Turning the tables: A benchmark for LLMs in data analysis

Researchers in Computer Science and Engineering (CSE) at the University of Michigan have introduced a groundbreaking benchmark, called MMTU, designed to evaluate large language models (LLMs) on a wide range of table-related tasks. This initiative, spearheaded by Edgar F. Codd Distinguished University Professor of Electrical Engineering and Computer Science and Bernard A. Galler Collegiate Professor of Electrical Engineering and Computer Science H. V. Jagadish and PhD student Junjie Xing, in collaboration with Yeye He and others from Microsoft Research, addresses a significant gap in the evaluation process for AI models dealing with tabular data.
Increasingly, LLMs are being used to assist in data processing and analysis tasks. As organizations, researchers, and everyday users collect and rely on more tabular data, from spreadsheets to complex databases, the potential of LLMs to automate, explain, and generate insights from this data continues to grow. However, their proficiency in handling data in table form is limited, and their full capabilities with complex table tasks remain largely unexplored.
Current evaluations of LLM performance predominantly focus on limited table tasks, such as translating questions into database queries, answering questions directly from tables, or checking if a statement about a table is true. While such tasks are important, they barely scratch the surface of the many varied scenarios in which tables are used, with many crucial operations going untested in these narrow evaluations. The resulting lack of understanding of how—and how well—LLMs read, parse, and analyze tabular data places serious limitations on their utility in data processing and analysis applications.
MMTU addresses this by expanding the scope of existing evaluation tools and assessing LLM performance on previously overlooked table tasks, such as schema matching and column transformation. These tasks are crucial in a wide array of applications, where data exists in diverse table formats across domains.

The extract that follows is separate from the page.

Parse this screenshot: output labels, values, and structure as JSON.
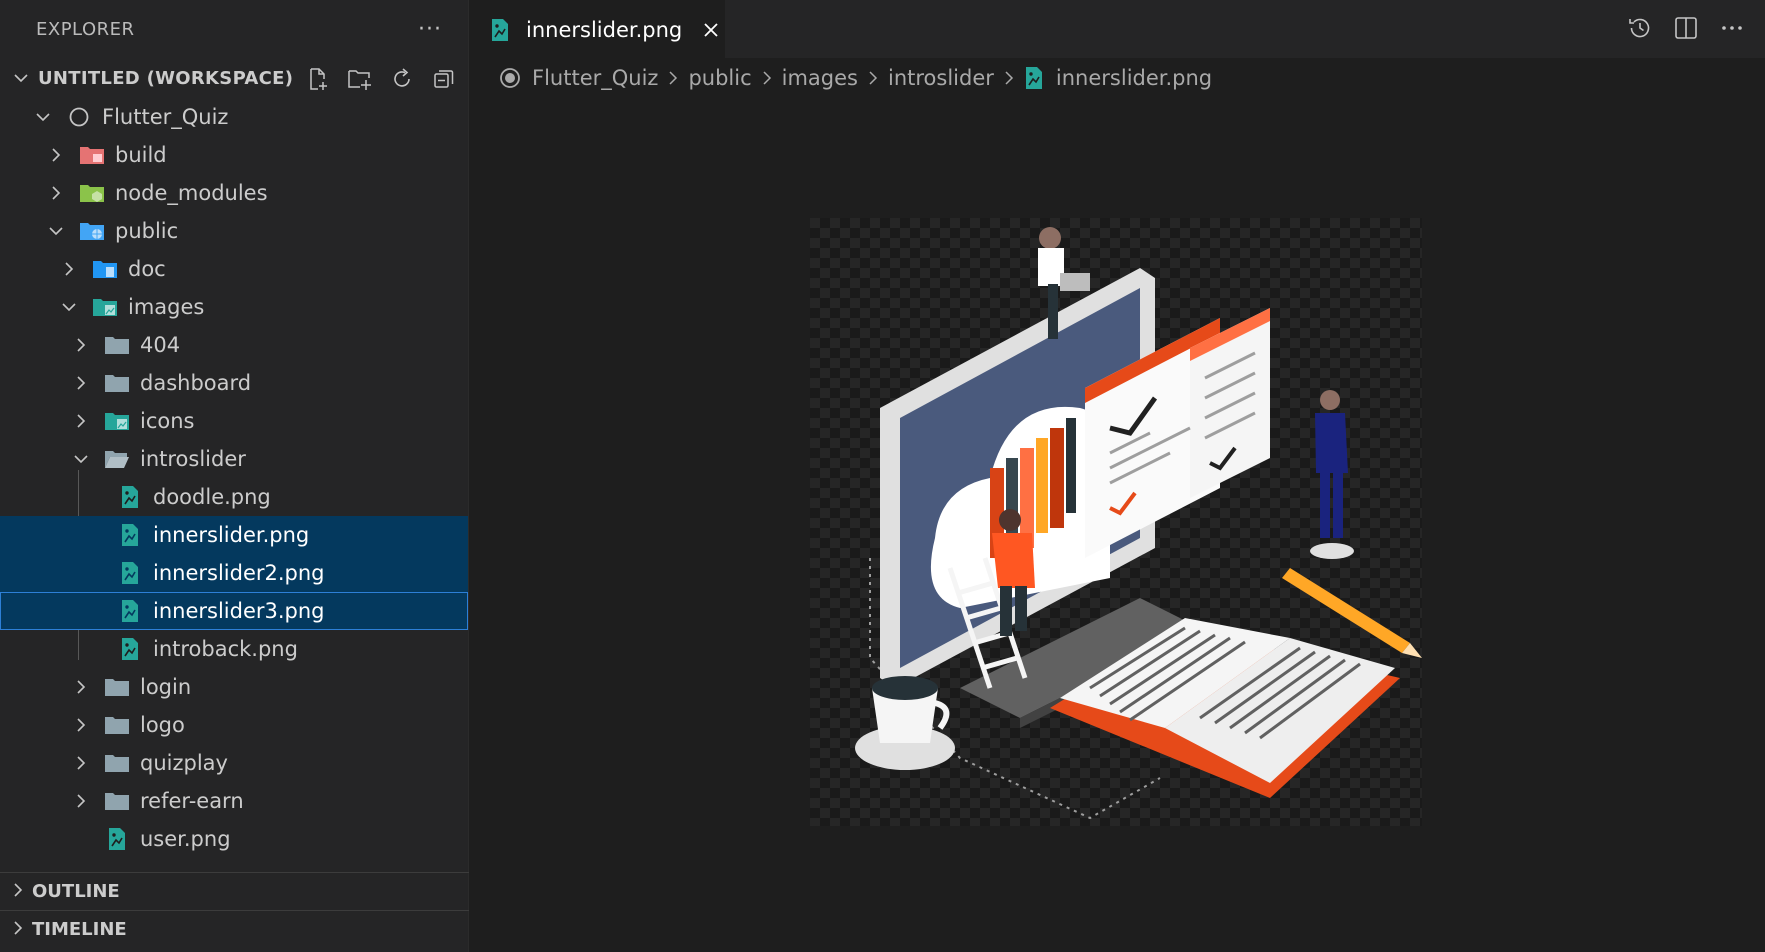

Schema matching, for instance, involves aligning tables with disparate schemas to unify data from different sources, an essential task for data integration. Another featured task, column transformation, requires LLMs to convert data formats, such as turning dates from “MM/DD/YYYY” into “Month Day, Year,” or splitting a full name into first and last names, similarly crucial in preparing data to be analyzed. By evaluating such tasks, MMTU provides a comprehensive benchmark that reflects the complexity and diversity of table-related challenges.
“We aim to bridge the gap between the natural language processing and database communities by providing a tool that facilitates a more holistic evaluation of AI models,” Jagadish explained.
MMTU is powered by a comprehensive dataset that includes over 30,000 questions spanning 25 unique tasks, offering a robust framework for evaluating and improving LLM capabilities. The design of the benchmark draws on decades of research on tabular data, and the breadth of tasks it covers requires LLMs to demonstrate not only a grasp of basic concepts like reading values, but also advanced reasoning, manipulation, and coding skills.

The researchers’ findings show that while newer reasoning models tailored for complex problem-solving outperform chat-based models, significant advancements are still needed across several task categories to meet professional data analysis requirements. For instance, although models excel at tasks like translating English questions into database code, they falter on more practical skills like cleaning up messy data, matching information from separate sources, or executing multi-step data transformations—critical steps in making data useful for real-world applications.
“Our benchmark reveals that while LLMs perform well on certain tasks, they struggle with others like data cleaning and knowledge-based mapping,” said Xing. “This helps narrow down areas of LLM performance that require further research and development.”
By setting a new standard for evaluating AI models across a diverse and comprehensive suite of table-related tasks, MMTU represents a pivotal step toward developing LLMs capable of comprehensive data analysis. This benchmark enables future advances to better support users across fields—from healthcare to business—that depend on structured data processing. The MMTU dataset and code are available publicly via HuggingFace and GitHub, ensuring wide accessibility for ongoing research and application in this important area.